Embarrasing childhood Halloween costumesBack in the day when you were a kid, before Halloween became a chance for you to put on your sexy referee costume, it was a time when your parents would either embarrass you or allow you to embarrass yourself with costumes from one of the following categories: A) totally inappropriate, B) cost under five dollars to make, C) made no sense, or D) a magical combination of all of the above.

With the big day just around the corner, we looked deep into our psyche to find those Halloween costumes that will haunt us forever. MWAHAHAHA!

Susan: My brother and I dressed up as George and Martha Washington one year. (My Dad was a big history buff.) Yup, it was incredibly nerdy. And also kind of funny that I was about a foot taller than "George Washington." (pictured, above).

Andrea: I was Waldo from "Where's Waldo?" I wore my dad's old glasses with the lenses popped out, my grandma knitted me a striped scarf, and I carried a hiking stick. This was in my teen years where, with my short hair, I was often mistaken for a dude, so it worked out well.

Emerald: My mom dressed me up as a spider -- she stuffed really cheap nylon stockings and attached them to a black sweat suit. Except she's not very crafty, so it looked like I had six wangs growing out of my sides.

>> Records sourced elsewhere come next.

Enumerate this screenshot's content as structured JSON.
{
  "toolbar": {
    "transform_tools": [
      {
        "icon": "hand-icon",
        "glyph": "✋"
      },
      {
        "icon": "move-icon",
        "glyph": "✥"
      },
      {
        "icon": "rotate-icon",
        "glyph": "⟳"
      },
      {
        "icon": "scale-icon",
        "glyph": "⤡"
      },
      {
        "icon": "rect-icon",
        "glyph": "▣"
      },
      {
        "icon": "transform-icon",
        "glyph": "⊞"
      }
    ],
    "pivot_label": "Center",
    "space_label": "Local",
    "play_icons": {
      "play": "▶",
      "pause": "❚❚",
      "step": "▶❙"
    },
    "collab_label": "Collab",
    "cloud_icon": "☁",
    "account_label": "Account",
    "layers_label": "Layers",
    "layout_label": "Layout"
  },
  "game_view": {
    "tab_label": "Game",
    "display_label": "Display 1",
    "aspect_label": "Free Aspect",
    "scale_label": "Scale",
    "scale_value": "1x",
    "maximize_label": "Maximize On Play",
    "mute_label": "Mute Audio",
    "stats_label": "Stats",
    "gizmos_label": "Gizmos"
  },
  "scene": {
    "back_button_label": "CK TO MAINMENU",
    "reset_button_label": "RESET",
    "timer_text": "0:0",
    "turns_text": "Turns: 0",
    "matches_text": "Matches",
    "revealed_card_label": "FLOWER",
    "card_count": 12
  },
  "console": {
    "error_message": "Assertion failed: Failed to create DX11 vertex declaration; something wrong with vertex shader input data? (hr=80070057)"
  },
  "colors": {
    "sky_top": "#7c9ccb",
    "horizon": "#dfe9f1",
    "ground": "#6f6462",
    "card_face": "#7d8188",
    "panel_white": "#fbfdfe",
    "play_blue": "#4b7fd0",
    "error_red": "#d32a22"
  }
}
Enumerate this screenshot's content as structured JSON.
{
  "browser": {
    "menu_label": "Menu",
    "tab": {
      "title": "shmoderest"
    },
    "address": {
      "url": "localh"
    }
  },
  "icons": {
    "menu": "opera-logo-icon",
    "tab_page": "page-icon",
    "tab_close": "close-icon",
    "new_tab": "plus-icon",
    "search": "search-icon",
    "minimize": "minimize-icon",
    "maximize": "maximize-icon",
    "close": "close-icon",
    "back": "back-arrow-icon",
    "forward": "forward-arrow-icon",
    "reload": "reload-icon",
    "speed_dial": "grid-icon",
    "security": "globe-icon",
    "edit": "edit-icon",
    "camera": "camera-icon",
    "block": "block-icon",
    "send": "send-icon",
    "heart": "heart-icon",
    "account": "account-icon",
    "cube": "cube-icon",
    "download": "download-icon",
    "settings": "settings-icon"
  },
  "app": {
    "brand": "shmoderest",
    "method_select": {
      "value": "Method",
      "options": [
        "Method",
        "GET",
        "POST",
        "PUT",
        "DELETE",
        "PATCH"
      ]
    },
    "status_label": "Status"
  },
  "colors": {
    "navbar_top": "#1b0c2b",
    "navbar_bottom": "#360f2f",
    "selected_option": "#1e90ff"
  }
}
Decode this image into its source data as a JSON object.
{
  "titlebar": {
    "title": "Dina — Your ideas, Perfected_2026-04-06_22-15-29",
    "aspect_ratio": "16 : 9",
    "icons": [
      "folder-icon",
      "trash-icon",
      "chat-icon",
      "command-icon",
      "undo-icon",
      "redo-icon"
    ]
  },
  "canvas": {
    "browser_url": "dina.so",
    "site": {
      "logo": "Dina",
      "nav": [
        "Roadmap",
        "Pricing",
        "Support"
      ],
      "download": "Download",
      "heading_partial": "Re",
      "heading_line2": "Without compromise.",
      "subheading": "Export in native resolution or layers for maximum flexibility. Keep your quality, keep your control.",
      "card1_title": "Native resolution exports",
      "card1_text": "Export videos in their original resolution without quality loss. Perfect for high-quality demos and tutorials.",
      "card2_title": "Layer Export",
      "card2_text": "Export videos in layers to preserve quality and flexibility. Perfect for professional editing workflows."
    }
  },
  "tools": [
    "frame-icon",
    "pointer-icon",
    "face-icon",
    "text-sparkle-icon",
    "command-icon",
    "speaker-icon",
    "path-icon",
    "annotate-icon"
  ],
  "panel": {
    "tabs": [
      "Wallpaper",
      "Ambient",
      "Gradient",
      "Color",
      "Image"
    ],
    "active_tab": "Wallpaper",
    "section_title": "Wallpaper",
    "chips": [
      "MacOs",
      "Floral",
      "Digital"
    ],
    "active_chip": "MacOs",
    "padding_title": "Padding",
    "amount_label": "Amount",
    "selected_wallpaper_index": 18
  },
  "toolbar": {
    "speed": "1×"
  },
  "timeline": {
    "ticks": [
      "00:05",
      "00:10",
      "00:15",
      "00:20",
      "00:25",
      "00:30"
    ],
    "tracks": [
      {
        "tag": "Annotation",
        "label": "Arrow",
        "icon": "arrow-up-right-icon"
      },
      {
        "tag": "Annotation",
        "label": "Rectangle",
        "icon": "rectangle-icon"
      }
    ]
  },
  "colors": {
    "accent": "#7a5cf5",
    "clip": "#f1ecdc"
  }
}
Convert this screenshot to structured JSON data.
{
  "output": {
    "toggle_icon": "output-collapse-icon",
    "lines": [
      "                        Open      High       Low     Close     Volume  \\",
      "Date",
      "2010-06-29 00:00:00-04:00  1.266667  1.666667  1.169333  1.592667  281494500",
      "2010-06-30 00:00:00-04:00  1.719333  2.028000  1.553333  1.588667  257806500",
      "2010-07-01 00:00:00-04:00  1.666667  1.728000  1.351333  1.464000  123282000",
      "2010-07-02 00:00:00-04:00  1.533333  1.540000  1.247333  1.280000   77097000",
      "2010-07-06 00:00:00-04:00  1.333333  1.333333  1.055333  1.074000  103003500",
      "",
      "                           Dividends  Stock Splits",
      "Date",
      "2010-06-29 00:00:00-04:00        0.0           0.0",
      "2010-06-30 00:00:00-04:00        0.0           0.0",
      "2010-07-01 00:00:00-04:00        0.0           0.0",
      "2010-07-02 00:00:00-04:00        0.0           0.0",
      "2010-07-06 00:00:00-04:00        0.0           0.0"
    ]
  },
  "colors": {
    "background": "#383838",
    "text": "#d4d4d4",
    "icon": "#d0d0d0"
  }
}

Keep reading for more terrifying humiliations.

Emily M.: I really wanted to be a California Raisin one year, so my mom put me in a trash bag and I wore white shades and gloves. I was also a butterfly once, which was nice, except that my giant cardboard wings were so big I had to turn sideways in people's doorways to even ring the bell.

Bonnie: Giant red crayon.

Emily F.: My parents divorced when I was 3, and my mother never celebrated Halloween because her crazy religion didn't allow it. Dad arrived one year we didn't have costumes, and he had no desire to endure the picked-through pink princesses and black wigs of K-Mart. He did, however, have a few sheets in his car -- a pale-blue sheet and a Budweiser sheet. (Maybe he'd just done laundry? Or knew we wouldn't be dressed up?) A few holes and a piece of string or two later, my sister Jo and I were instantly transformed into ghosts. I don't remember which one of us actually ended up as the Budweiser ghost; I know neither of us wanted to be, and we fought about it. I also know my dad felt bad, but what I wouldn't give to be the Budweiser ghost now.

Liz: I was a computer one year. Grey sweatsuit with puffy paint on it to indicate I was a monitor. And then I carried around a keyboard and mouse. I was THE COOLEST when I was a kid.

Lauren: I was Cleopatra, which meant in the sixth grade I wore my mom's purple negligee to school and this long (and very hot, since I was in Miami) black wig. I realize now how wrong it was that I wore an adult's nightgown to school all day.

What was your most embarrassing Halloween costume?